Photograph by Jennifer Zyman.

Although there have been several Korean-inspired concepts to open ITP in the last few years—Gaja in East Atlanta; Hankook Taqueria; and Sobban in Decatur—the new Inman Park restaurant from Richard Tang (Craft Izakaya), CHAR Korean Bar & Grill, will be the first truly intown Korean barbecue concept to open since the now-defunct Mirror of Korea on Ponce.
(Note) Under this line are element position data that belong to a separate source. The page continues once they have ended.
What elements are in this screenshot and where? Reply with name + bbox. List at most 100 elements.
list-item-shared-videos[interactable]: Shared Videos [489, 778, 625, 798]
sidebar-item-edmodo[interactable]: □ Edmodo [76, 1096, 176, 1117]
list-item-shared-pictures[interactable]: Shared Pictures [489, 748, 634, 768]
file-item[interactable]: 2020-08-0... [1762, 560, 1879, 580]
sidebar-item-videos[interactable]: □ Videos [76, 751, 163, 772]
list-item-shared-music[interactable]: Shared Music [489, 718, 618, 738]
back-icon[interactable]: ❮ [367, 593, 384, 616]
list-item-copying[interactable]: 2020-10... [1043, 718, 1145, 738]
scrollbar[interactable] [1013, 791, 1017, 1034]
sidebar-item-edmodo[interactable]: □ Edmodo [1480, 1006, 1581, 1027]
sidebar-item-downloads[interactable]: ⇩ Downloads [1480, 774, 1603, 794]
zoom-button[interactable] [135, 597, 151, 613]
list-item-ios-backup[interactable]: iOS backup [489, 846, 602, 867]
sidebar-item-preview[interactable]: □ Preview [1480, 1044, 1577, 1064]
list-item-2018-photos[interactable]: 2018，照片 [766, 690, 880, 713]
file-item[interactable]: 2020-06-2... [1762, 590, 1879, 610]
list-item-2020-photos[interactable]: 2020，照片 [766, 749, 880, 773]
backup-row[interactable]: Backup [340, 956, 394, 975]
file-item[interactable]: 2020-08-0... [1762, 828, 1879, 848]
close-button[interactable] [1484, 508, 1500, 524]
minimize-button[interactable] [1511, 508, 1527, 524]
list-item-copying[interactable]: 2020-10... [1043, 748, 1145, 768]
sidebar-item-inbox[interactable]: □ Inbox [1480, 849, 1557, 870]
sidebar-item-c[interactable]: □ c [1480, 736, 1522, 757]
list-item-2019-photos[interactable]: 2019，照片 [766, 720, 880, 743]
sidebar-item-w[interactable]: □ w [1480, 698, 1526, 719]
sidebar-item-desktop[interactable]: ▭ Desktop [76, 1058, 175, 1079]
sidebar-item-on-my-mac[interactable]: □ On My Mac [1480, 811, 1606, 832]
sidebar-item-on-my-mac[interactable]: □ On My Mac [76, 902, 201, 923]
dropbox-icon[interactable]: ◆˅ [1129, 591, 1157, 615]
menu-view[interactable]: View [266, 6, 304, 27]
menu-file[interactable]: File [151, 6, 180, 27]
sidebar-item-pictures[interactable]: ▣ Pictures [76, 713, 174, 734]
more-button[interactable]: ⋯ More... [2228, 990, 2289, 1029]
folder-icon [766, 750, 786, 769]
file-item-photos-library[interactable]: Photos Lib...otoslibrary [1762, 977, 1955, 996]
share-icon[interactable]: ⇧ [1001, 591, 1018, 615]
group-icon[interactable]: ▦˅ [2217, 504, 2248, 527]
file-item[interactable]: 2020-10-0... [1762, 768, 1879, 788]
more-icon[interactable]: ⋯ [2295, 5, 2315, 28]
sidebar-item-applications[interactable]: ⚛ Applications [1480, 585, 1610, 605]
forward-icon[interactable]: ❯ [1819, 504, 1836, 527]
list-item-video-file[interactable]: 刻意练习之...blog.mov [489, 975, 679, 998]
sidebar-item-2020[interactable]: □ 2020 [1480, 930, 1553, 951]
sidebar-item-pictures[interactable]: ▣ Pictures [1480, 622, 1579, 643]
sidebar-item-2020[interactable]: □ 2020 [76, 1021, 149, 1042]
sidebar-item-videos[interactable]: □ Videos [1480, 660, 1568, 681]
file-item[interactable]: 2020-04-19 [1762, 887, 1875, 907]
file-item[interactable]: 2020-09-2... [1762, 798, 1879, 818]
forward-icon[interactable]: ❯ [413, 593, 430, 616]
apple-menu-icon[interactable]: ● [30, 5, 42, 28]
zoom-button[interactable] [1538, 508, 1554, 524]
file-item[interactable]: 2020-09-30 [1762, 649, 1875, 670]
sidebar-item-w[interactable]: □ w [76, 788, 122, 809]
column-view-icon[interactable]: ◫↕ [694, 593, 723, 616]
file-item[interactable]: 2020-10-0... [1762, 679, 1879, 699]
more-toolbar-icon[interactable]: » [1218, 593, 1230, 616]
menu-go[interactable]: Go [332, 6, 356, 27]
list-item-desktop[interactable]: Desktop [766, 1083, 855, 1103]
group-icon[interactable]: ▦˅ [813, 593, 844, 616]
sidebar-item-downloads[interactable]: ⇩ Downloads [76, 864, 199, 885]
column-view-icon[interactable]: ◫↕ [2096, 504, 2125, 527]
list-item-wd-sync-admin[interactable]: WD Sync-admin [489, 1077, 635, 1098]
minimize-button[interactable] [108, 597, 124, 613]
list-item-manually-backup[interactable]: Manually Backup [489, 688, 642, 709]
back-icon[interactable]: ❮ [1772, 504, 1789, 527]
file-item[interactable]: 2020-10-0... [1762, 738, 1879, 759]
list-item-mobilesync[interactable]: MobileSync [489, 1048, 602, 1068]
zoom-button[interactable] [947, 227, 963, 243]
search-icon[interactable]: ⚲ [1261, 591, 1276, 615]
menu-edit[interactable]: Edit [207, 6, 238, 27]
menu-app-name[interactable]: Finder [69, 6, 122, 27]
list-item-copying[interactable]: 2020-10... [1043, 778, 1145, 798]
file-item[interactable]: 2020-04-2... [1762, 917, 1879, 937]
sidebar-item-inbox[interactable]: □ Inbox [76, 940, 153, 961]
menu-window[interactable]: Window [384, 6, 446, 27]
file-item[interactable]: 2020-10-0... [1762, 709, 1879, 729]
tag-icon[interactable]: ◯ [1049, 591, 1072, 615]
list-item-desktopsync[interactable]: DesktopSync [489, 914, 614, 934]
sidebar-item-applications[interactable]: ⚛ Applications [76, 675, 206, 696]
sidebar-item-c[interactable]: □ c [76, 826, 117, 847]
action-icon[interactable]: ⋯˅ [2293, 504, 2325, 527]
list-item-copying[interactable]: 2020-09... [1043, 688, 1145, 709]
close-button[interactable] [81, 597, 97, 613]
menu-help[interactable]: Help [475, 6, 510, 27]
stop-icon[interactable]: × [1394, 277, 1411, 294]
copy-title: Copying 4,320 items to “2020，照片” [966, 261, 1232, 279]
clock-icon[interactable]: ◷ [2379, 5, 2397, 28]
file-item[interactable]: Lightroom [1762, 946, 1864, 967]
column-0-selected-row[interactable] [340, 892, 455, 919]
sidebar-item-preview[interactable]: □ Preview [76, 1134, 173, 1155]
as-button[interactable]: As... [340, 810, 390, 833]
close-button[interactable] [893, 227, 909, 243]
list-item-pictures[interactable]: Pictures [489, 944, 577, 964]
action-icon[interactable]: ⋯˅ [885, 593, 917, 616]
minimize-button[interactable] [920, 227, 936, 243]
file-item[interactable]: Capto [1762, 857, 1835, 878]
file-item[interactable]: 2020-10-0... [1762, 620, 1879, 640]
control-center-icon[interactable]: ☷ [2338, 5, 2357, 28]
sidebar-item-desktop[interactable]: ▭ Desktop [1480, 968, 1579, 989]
The menu features Korean food classics like scallion pancake, kimchi fried rice, japchae (chewy sweet potato noodles redolent with sesame oil), and crunchy, spicy Korean fried chicken. When it comes to barbecue, the three-ounce portions of 28-day-aged black angus beef come in many marinated and unmarinated cuts such as galbi and tongue. Everything is cooked on gas-powered table top grills with cast iron grates and drop-down exhaust fans. Unlike your standard Buford Highway Korean restaurant, the homemade banchan and rice are served a la carte. CHAR has a full bar with cocktails, beer, wine, and Korean standards like soju.

Tang says CHAR is not a place that takes itself too seriously, and whimsy and humor abound throughout the restaurant. There is a caricature of Kim Jong-un and his mini-me in the bathroom, and a list of “10 CHAR commandments” written on a chalkboard includes pearls such as: “Unicorns and fairy dust are usually 86’d” and “Political correctness is not part of our policy.” A faux dinner combination on the menu called “Jang Song-Taek” includes three pigs, two cows, a sack of fairy dust, two unicorns, four rainbows, and three bugbears for $9999. There’s even astronaut ice cream and fried Twinkies for dessert.